The two-lane University Drive bridge was finished in late 1937. Art deco was a popular architectural style at the time.
City Councilman A. C. Brown proposed renaming University Drive and the extended Burleson Street after civic leader Major Khleber Miller Van Zandt. But rather than rename University Drive “Van Zandt Drive,” the city renamed all of the extended Burleson Street “University Drive.”
Fast-forward to 1948. Fort Worth’s population was now above 250,000. The Star-Telegram in an editorial said that planned widening of University Drive at TCU would necessitate widening of the street farther north.
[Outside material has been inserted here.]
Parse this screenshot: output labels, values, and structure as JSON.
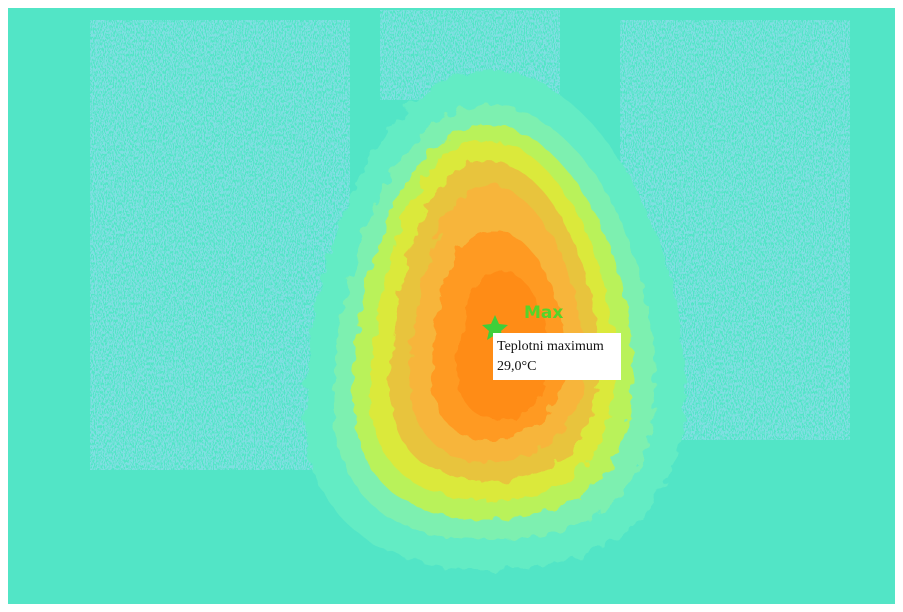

So, in 1952 University Drive from Crestline Road to Park Hill Drive was widened from two to four lanes. That widening necessitated erecting a second two-lane bridge next to the 1937 bridge over the Clear Fork. This 1952 aerial photo shows the 1937 bridge and University Drive as it was being widened north of the river before the new span was built. Afterward the 1937 span carried only the southbound lanes, and the new span carried only the northbound lanes.
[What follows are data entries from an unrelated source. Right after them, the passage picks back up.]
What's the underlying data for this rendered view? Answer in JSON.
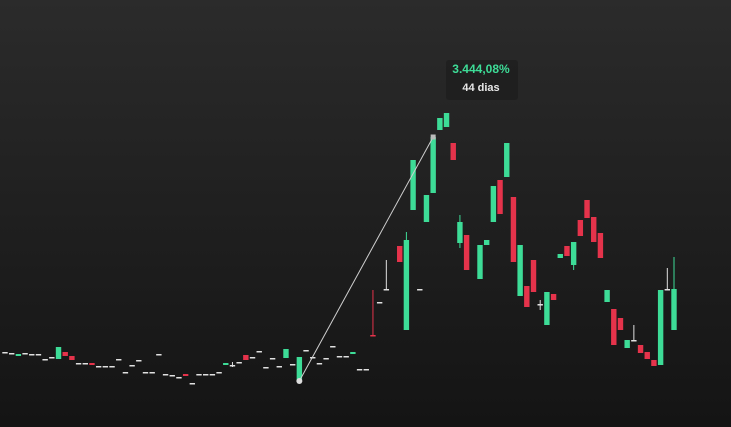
{
  "chart_data": {
    "type": "candlestick",
    "categories": [
      null,
      null,
      null,
      null,
      null,
      null,
      null,
      null,
      null,
      null,
      null,
      null,
      null,
      null,
      null,
      null,
      null,
      null,
      null,
      null,
      null,
      null,
      null,
      null,
      null,
      null,
      null,
      null,
      null,
      null,
      null,
      null,
      null,
      null,
      null,
      null,
      null,
      null,
      null,
      null,
      null,
      null,
      null,
      null,
      null,
      null,
      null,
      null,
      null,
      null,
      null,
      null,
      null,
      null,
      null,
      null,
      null,
      null,
      null,
      null,
      null,
      null,
      null,
      null,
      null,
      null,
      null,
      null,
      null,
      null,
      null,
      null,
      null,
      null,
      null,
      null,
      null,
      null,
      null,
      null,
      null,
      null,
      null,
      null,
      null,
      null,
      null,
      null,
      null,
      null,
      null,
      null,
      null,
      null,
      null,
      null,
      null,
      null,
      null,
      null,
      null
    ],
    "open": [
      75,
      74,
      71,
      74,
      73,
      73,
      68,
      70,
      68,
      75,
      71,
      64,
      64,
      64,
      61,
      61,
      61,
      68,
      55,
      62,
      67,
      55,
      55,
      73,
      53,
      52,
      50,
      53,
      44,
      53,
      53,
      53,
      55,
      62,
      62,
      65,
      72,
      70,
      76,
      60,
      69,
      61,
      69,
      63,
      47,
      77,
      70,
      64,
      69,
      81,
      71,
      71,
      73,
      58,
      58,
      92,
      125,
      138,
      null,
      181,
      97,
      217,
      138,
      205,
      234,
      297,
      300,
      284,
      184,
      192,
      null,
      148,
      182,
      205,
      247,
      250,
      230,
      131,
      141,
      167,
      123,
      102,
      133,
      169,
      181,
      162,
      207,
      227,
      210,
      194,
      125,
      118,
      109,
      79,
      87,
      82,
      75,
      67,
      62,
      138,
      97
    ],
    "high": [
      75,
      74,
      73,
      74,
      73,
      73,
      68,
      70,
      80,
      75,
      71,
      64,
      64,
      64,
      61,
      61,
      61,
      68,
      55,
      62,
      67,
      55,
      55,
      73,
      53,
      52,
      50,
      53,
      44,
      53,
      53,
      53,
      55,
      64,
      65,
      65,
      72,
      70,
      76,
      60,
      69,
      61,
      78,
      63,
      70,
      77,
      70,
      64,
      69,
      81,
      71,
      71,
      75,
      58,
      58,
      137,
      125,
      167,
      null,
      181,
      195,
      267,
      138,
      232,
      290,
      309,
      314,
      284,
      212,
      192,
      null,
      182,
      187,
      241,
      247,
      284,
      230,
      182,
      141,
      167,
      127,
      135,
      133,
      173,
      181,
      185,
      207,
      227,
      210,
      194,
      137,
      118,
      109,
      87,
      102,
      82,
      75,
      67,
      137,
      159,
      170
    ],
    "low": [
      75,
      74,
      71,
      74,
      73,
      73,
      68,
      70,
      68,
      71,
      67,
      64,
      64,
      62,
      61,
      61,
      61,
      68,
      55,
      62,
      67,
      55,
      55,
      73,
      53,
      52,
      50,
      51,
      44,
      53,
      53,
      53,
      55,
      62,
      60,
      65,
      67,
      70,
      76,
      60,
      69,
      61,
      69,
      63,
      46,
      77,
      70,
      64,
      69,
      81,
      71,
      71,
      73,
      58,
      58,
      91,
      125,
      138,
      null,
      165,
      97,
      217,
      138,
      205,
      234,
      297,
      300,
      267,
      179,
      157,
      null,
      148,
      182,
      205,
      213,
      250,
      165,
      131,
      120,
      135,
      117,
      102,
      127,
      169,
      171,
      157,
      191,
      209,
      185,
      169,
      125,
      82,
      97,
      79,
      87,
      74,
      68,
      61,
      62,
      138,
      97
    ],
    "close": [
      75,
      74,
      73,
      74,
      73,
      73,
      68,
      70,
      80,
      71,
      67,
      64,
      64,
      62,
      61,
      61,
      61,
      68,
      55,
      62,
      67,
      55,
      55,
      73,
      53,
      52,
      50,
      51,
      44,
      53,
      53,
      53,
      55,
      64,
      62,
      65,
      67,
      70,
      76,
      60,
      69,
      61,
      78,
      63,
      70,
      77,
      70,
      64,
      69,
      81,
      71,
      71,
      75,
      58,
      58,
      91,
      125,
      138,
      null,
      165,
      187,
      267,
      138,
      232,
      290,
      309,
      314,
      267,
      205,
      157,
      null,
      182,
      187,
      241,
      213,
      284,
      165,
      182,
      120,
      135,
      123,
      135,
      127,
      173,
      171,
      185,
      191,
      209,
      185,
      169,
      137,
      82,
      97,
      87,
      87,
      74,
      68,
      61,
      137,
      138,
      138
    ],
    "ylim": [
      0,
      427
    ],
    "up_color": "#3ddc97",
    "down_color": "#e5334b",
    "flat_color": "#e0e0e0",
    "annotation": {
      "label": "3.444,08%",
      "sublabel": "44 dias",
      "color": "#3ddc97"
    }
  }
}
In 1953 a Star-Telegram editorial praised the widening of University Drive. That widening included the new two-lane span over the Clear Fork.
The 1952 span was given an art deco flourish to match the style of the 1937 span.
Fast-forward to 1966. After addition of the 1952 span, the University Drive bridge was wide enough. But in the 1960s the ambitious Trinity River floodway project, begun in the 1950s after the flood of 1949, caught up with the Clear Fork. Widening of the Clear Fork channel in the late 1960s rendered both University Drive spans too short, so extensions were added on their north end. (The lanes also were restriped from two to three sometime between 1956 and 1963.)
The extensions were completed by 1968.
Before and after: A 1952 aerial photo and a contemporary aerial photo show how much the Clear Fork was widened and straightened on both sides of University Drive.
Likewise, the Forest Park miniature train (1959) originally crossed the river on a bridge just east of the 1952 University Drive span until widening of the Clear Fork rendered the rail bridge too short. A new rail bridge was installed downstream over the new channel in 1968, and the original bridge was relocated downstream to carry the train over the mouth of the old channel.
A concrete footing of the 1959 rail bridge remains beside the 1952 span.
The four-part University Drive Frankenbridge today.
(And if the fact that a major north-south thoroughfare such as University Drive did not cross the Clear Fork until 1937 is surprising, a major east-west thoroughfare can top that. The east and west sections of Lancaster Avenue remained separated by the Clear Fork until the West Lancaster Avenue bridge opened in 1939.)
Wow! Another great article, Mike!
Sadly, I’ve never noticed the differences before, and I have passed over those bridges easily a thousand times.
Thanks, Scott. More Cowtown microhistory. To be honest, I first noticed the odd configuration of the bridge while passing under it from the side so many times on the Trinity Trails. Each time I’d pass under it, I’d say to myself, “I gotta look into that. That bridge has a story to tell.”